EYLEA – A Novel Drug for Retinal Diseases
EYLEA (Aflibercept) is a vascular endothelial growth factor (VEGF) inhibitor developed by Regeneron Pharmaceuticals and Bayer for the treatment of various retinal diseases. It was approved by the US FDA in 2011 for treatment of wet age-related macular degeneration (AMD) and has since gained approval for other retinal conditions like diabetic macular edema (DME), macular edema following retinal vein occlusion (RVO) and diabetic retinopathy (DR). EYLEA has emerged as a frontline drug owing to its superior efficacy compared to other anti-VEGF agents like Lucentis and Avastin. Let’s take a detailed look at EYLEA and its impact on global management of retinal diseases.
Mechanism of Action and Pharmacological Profile
VEGF plays a key role in formation of new abnormal blood vessels in retinal diseases by stimulating angiogenesis. EYLEA is a fusion protein that binds all forms of VEGF-A and placental growth factor (PlGF), two major pro-angiogenic factors. It has higher binding affinity to VEGF compared to ranibizumab and bevacizumab. In pre-clinical studies, aflibercept demonstrated longer intravitreal half-life of 5.3 days compared to 2.88 days for ranibizumab and 9.8 days for bevacizumab. This longer duration of action allows EYLEA to be administered every 4-8 weeks, reducing treatment burden compared to monthly injections needed with ranibizumab and bevacizumab.
Clinical Efficacy in Major Retinal Diseases
Numerous phase III clinical trials established EYLEA as a highly efficacious treatment for multiple retinal conditions:
- Wet AMD: VIEW 1 and VIEW 2 trials showed EYLEA was superior to laser photocoagulation and as effective as monthly ranibizumab in improving visual acuity at 2 years.
- DME: VIVID-DME and VISTA-DME trials demonstrated non-inferiority of EYLEA over laser photocoagulation and superiority over monthly ranibizumab and bevacizumab in achieving significant vision gains.

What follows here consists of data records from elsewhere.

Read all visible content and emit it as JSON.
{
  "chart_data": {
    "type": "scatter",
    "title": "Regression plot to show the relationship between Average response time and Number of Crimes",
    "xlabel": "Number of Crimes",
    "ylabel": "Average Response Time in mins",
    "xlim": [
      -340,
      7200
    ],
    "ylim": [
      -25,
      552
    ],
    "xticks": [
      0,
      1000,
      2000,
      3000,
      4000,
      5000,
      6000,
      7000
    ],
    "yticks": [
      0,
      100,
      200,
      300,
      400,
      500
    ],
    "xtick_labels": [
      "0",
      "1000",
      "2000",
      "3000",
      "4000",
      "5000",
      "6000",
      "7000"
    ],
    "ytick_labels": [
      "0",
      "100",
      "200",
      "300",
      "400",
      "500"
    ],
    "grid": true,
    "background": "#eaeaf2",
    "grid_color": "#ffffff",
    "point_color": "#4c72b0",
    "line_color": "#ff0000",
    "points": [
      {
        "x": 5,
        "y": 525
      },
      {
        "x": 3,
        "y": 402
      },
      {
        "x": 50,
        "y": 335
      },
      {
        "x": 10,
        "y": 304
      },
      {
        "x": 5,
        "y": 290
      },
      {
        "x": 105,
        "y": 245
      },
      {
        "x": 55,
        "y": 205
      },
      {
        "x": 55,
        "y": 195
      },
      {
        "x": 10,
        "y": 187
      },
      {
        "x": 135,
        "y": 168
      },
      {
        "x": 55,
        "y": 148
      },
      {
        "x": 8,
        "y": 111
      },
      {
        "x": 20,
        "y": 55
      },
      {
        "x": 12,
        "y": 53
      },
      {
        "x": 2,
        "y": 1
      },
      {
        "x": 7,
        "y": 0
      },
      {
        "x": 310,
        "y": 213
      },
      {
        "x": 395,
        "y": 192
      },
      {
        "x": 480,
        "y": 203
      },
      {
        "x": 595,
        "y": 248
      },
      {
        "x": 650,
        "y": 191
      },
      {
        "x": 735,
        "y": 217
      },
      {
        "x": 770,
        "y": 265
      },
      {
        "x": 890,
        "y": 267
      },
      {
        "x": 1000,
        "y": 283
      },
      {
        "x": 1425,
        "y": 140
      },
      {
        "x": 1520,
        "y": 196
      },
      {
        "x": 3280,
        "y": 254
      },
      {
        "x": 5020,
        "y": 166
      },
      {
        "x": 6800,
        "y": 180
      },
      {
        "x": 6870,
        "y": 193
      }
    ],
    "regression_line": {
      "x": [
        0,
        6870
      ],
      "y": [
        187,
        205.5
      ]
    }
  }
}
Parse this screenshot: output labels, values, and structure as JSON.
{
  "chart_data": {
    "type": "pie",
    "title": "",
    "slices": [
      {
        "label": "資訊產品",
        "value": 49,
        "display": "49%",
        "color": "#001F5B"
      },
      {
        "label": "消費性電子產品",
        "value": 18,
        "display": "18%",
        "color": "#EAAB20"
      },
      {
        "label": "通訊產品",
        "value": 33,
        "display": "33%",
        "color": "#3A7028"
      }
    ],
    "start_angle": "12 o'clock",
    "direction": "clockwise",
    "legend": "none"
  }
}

- RVO: GALILEO and COPERNICUS trials found EYLEA to be superior to sham injections and as effective as ranibizumab in improving visual outcomes at 6 months in macular edema due to central and branch RVO.
- Proliferative DR: VIVID-DR trial showed EYLEA injections every 4 weeks resulted in significant vision improvement compared to laser panretinal photocoagulation at 24 weeks.
Real-world Evidence Supports Clinical Studies
Large observational studies provided real-world evidence of EYLEA's efficacy, safety and cost-effectiveness in retinal diseases. Data from LUMINOUS study on over 6000 patients found higher visual acuity gains, less treatment burden and resource use with EYLEA similar to pivotal trials. UK-based IRIS registry reported comparable favorable outcomes for wet AMD and DR with EYLEA to randomized clinical trials.
Global Impact and Uptake of EYLEA
By 2017, EYLEA penetrated over 50% of the anti-VEGF market in the US and EU. It gained faster uptake rates compared to older anti-VEGF drugs. Japan approved EYLEA in 2012 making it the first anti-VEGF injection for wet AMD. South Korea approved rapid reimbursement of EYLEA for multiple indications. Several Asian, Middle Eastern and Latin American countries also added EYLEA to their retinal disease treatment guidelines citing robust data. Besides the West, EYLEA is gaining prominence in access projects across India, China and other emerging markets.
Narrowing Therapy Gap in Underserved Populations
High cost is a major barrier in treating retinal diseases, especially in developing nations. Regeneron undertakes various patient assistance programs to increase EYLEA access worldwide. It partnered with organizations like International Agency for the Prevention of Blindness (IAPB) to provide EYLEA at reduced prices in Latin America, Africa and Asia to over 2 million patients so far through Sankara Netralaya Eye Hospital chain in India. Such initiatives aid in narrowing the therapy gap between urban and rural populations, allowing EYLEA to benefit more patients globally.
Future Potential Beyond Retinal Diseases
Given its potent anti-angiogenic properties across isoforms of VEGF-A and PlGF, clinical studies are exploring EYLEA's therapeutic potential in oncology and other non-retinal diseases. Phase I/II trials showed preliminary efficacy of EYLEA monotherapy or combinations in advanced solid tumors. Results from ongoing phase III cancer trials are awaited. EYLEA may emerge as a widespread anti-VEGF treatment modality if proven effective for additional indications beyond ophthalmology.
In conclusion, EYLEA has revolutionized the management of major retinal diseases by demonstrating clear superiority over previous standards of care in clinical trials and real-world evidence. Its approval worldwide has significantly improved visual outcomes for millions affected by wet AMD, DME, RVO and DR. Expanding access programs aim to address the therapy gap especially in developing nations. EYLEA's future potential beyond ophthalmology could make it a blockbuster anti-angiogenic agent.